Postmenopausal osteoporosis is a chronic, disabling disease of high prevalence in elderly people, particularly women. Its prevalence is becoming very relevant as baby-boomers reach retirement age and as life expectancy increases. Valid animal models are essential to evaluate bone active drugs for the prevention or treatment of osteoporosis. Miniature swine present several attractive features to the osteoporotic scientist. They are polyestrous, omnivorous, small in body size, and have lamellar bone and trabecular and cortical remodeling similar to humans. In addition, the anatomy and physiology of several miniature swine organ systems such as skin, cardiovascular, gastrointestinal, and urogenital systems are very similar to humans. Test compounds can be easily administered to miniature swine through all routes of delivery, including transcutaneous delivery systems (patches).

Previous efforts to standardize the young adult Sinclair miniature swine (SMS) as an animal model of osteopenia were rewarding. Mosekilde (1993) and Boyce (1995) demonstrated that young female SMS fed a mildly restricted calcium diet from 4 mo. of age and ovariectomized (OVX) at 10 mo. had a reduction in spine BMD and biomechanical parameters, and an alteration of the cancellous bone microstructure. The reduction in trabecular bone and the alteration in microstructure appeared primarily due to trabecular perforation. The perforation of trabecular elements occurred in the face of exaggerated resorptive cell function at the level of the remodeling unit. A similar pathogenesis for the microstructural changes occurring in women around menopause has recently been proposed.

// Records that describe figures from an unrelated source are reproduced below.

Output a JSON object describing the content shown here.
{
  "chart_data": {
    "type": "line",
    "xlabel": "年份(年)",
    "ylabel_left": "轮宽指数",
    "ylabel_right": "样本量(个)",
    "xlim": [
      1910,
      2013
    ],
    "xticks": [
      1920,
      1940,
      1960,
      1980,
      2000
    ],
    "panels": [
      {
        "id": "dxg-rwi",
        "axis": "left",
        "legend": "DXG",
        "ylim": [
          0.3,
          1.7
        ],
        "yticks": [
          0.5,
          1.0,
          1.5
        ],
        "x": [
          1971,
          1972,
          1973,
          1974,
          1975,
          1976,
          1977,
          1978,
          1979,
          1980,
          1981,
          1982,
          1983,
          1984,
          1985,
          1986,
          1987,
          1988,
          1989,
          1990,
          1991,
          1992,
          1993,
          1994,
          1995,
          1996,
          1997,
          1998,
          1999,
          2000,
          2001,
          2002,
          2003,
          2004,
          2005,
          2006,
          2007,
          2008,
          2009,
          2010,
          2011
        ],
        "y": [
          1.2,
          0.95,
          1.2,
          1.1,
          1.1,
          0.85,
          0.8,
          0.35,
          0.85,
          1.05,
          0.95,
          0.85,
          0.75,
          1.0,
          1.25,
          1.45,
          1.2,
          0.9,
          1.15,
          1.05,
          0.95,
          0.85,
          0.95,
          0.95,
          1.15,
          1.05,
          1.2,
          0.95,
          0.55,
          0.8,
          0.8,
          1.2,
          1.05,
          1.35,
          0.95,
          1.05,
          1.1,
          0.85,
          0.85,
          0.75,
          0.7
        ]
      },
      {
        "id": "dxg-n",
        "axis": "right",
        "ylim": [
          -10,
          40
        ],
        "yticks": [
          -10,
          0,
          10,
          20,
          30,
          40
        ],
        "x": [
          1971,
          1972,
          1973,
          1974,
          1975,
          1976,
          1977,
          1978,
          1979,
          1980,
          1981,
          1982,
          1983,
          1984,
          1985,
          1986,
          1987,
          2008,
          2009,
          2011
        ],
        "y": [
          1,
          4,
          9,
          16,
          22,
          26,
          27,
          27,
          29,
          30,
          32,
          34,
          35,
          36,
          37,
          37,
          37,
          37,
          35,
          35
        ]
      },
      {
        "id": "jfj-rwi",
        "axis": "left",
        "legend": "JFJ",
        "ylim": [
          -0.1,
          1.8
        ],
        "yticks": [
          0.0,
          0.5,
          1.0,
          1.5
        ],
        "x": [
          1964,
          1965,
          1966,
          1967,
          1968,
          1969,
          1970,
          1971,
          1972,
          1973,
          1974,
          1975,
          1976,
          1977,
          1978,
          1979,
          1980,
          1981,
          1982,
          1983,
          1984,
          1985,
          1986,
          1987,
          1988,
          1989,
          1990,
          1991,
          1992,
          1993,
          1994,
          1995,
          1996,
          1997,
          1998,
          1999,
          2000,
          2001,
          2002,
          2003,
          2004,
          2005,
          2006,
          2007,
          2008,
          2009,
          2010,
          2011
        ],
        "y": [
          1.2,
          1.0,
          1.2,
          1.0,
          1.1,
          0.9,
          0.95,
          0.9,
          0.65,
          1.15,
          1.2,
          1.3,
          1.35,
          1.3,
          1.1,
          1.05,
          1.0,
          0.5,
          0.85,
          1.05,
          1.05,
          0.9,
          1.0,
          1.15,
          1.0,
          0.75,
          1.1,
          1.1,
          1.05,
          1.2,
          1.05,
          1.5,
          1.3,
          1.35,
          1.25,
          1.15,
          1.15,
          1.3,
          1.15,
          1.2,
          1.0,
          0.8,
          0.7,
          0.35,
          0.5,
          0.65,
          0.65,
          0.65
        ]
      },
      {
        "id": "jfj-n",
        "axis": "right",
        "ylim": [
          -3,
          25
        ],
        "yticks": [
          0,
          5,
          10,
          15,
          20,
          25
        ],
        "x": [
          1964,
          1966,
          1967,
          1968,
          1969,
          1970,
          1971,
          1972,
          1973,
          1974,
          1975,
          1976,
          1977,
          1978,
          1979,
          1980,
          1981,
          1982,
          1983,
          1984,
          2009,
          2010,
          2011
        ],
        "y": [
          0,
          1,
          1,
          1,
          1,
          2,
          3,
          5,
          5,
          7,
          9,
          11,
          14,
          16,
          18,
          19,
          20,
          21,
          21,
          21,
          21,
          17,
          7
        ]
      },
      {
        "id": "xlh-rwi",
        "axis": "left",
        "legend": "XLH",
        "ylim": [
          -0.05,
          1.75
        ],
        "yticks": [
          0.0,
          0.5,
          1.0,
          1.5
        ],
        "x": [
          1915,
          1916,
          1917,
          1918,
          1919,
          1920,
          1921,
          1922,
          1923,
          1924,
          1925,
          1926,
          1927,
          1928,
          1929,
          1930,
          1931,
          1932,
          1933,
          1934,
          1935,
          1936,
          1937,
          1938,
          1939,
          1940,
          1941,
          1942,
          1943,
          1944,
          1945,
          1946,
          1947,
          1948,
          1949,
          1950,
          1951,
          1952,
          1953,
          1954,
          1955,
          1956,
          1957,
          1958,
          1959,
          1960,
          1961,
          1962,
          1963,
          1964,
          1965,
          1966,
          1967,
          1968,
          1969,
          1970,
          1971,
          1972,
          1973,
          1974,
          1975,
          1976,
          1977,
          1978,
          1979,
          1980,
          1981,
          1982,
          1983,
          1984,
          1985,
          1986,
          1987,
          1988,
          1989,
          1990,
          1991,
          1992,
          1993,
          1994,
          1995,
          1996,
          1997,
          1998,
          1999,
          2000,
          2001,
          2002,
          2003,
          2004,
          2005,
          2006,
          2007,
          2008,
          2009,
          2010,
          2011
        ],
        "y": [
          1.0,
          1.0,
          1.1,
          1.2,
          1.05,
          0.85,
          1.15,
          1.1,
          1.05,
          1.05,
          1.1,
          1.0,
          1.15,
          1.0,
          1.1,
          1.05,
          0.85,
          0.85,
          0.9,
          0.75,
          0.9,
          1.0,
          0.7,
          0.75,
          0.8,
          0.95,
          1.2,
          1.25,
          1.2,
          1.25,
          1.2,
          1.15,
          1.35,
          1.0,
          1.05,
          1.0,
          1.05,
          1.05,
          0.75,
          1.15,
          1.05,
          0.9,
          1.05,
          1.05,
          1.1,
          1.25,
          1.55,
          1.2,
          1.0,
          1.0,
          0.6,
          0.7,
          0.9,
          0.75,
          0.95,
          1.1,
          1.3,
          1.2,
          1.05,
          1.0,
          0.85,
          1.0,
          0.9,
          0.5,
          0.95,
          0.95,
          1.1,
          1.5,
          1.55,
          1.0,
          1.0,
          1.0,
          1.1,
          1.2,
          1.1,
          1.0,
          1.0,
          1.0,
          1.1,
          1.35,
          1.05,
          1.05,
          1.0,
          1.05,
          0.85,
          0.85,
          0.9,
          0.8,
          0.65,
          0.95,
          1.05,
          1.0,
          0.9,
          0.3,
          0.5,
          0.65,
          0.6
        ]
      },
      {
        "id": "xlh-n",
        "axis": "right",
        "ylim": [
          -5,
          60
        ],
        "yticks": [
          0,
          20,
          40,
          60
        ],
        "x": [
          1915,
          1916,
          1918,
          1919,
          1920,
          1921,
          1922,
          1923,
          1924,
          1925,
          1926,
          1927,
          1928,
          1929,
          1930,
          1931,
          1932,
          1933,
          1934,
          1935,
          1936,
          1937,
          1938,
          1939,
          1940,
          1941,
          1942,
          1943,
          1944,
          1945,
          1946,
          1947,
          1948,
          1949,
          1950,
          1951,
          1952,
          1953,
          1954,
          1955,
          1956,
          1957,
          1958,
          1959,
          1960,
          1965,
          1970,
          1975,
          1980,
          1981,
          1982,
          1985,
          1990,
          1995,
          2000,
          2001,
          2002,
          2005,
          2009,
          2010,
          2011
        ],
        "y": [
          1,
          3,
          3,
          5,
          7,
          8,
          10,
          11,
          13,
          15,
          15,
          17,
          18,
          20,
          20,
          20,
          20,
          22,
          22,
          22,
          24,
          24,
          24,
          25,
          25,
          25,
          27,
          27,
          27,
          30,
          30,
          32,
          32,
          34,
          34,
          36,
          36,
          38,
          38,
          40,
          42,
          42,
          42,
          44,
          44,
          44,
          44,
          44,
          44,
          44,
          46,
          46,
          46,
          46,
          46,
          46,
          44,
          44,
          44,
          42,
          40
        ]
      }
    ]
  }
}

The SMS osteopenia model is known to respond favorably to common bone therapeutic agents, such as estrogen replacement therapy, calcitonin, and biphosphonates. Although the young SMS osteopenia model exhibits significant bone loss and microstructural alterations in compressed time (6 months), Sinclair is evaluating adult miniature swine osteopenia models that will produce a gradual bone loss without growth artefacts. To achieve this purpose, the peak bone mass and calcium requirements of the SMS were determined. Peak bone mass occurs between 2.5 and 3 years of age. Dietary calcium levels above 0.45% were adequate for adult SMS. At 0.37% dietary calcium, serum PTH starts increasing which indicates that this calcium level may be the threshold of deficiency.

Sinclair has contributed to the development of several osteopenia miniature swine models. The standardization of an adult SMS osteopenia model yielded very encouraging results. Ovariectomized adult SMS receiving a moderate calcium diet gradually lost approximately 11.7% versus 6.1% for the Sham normal calcium over 12 months. The difference between both groups is significant (P<0.05). Preliminary results of a limb suspension study using intact adult SMS are also very encouraging results. Ten months after gastrocnemectomy, a SMS lost 11.6% and 21.1% of bone density in the spine and femur, respectively. Approximately 80% of the bone loss occurred within 2 months after the injury.

The calcium restricted ovariectomized SMS and the new SMS adult osteopenia models appear to be useful models of osteopenia and trabecular plate perforation and promising models for the study of the influence of microstructural changes on bone biomechanics. Recently, two new osteopenia models in miniature swine have shown encouraging results as well, namely, the limb suspension and glucocorticoid induced osteopenia.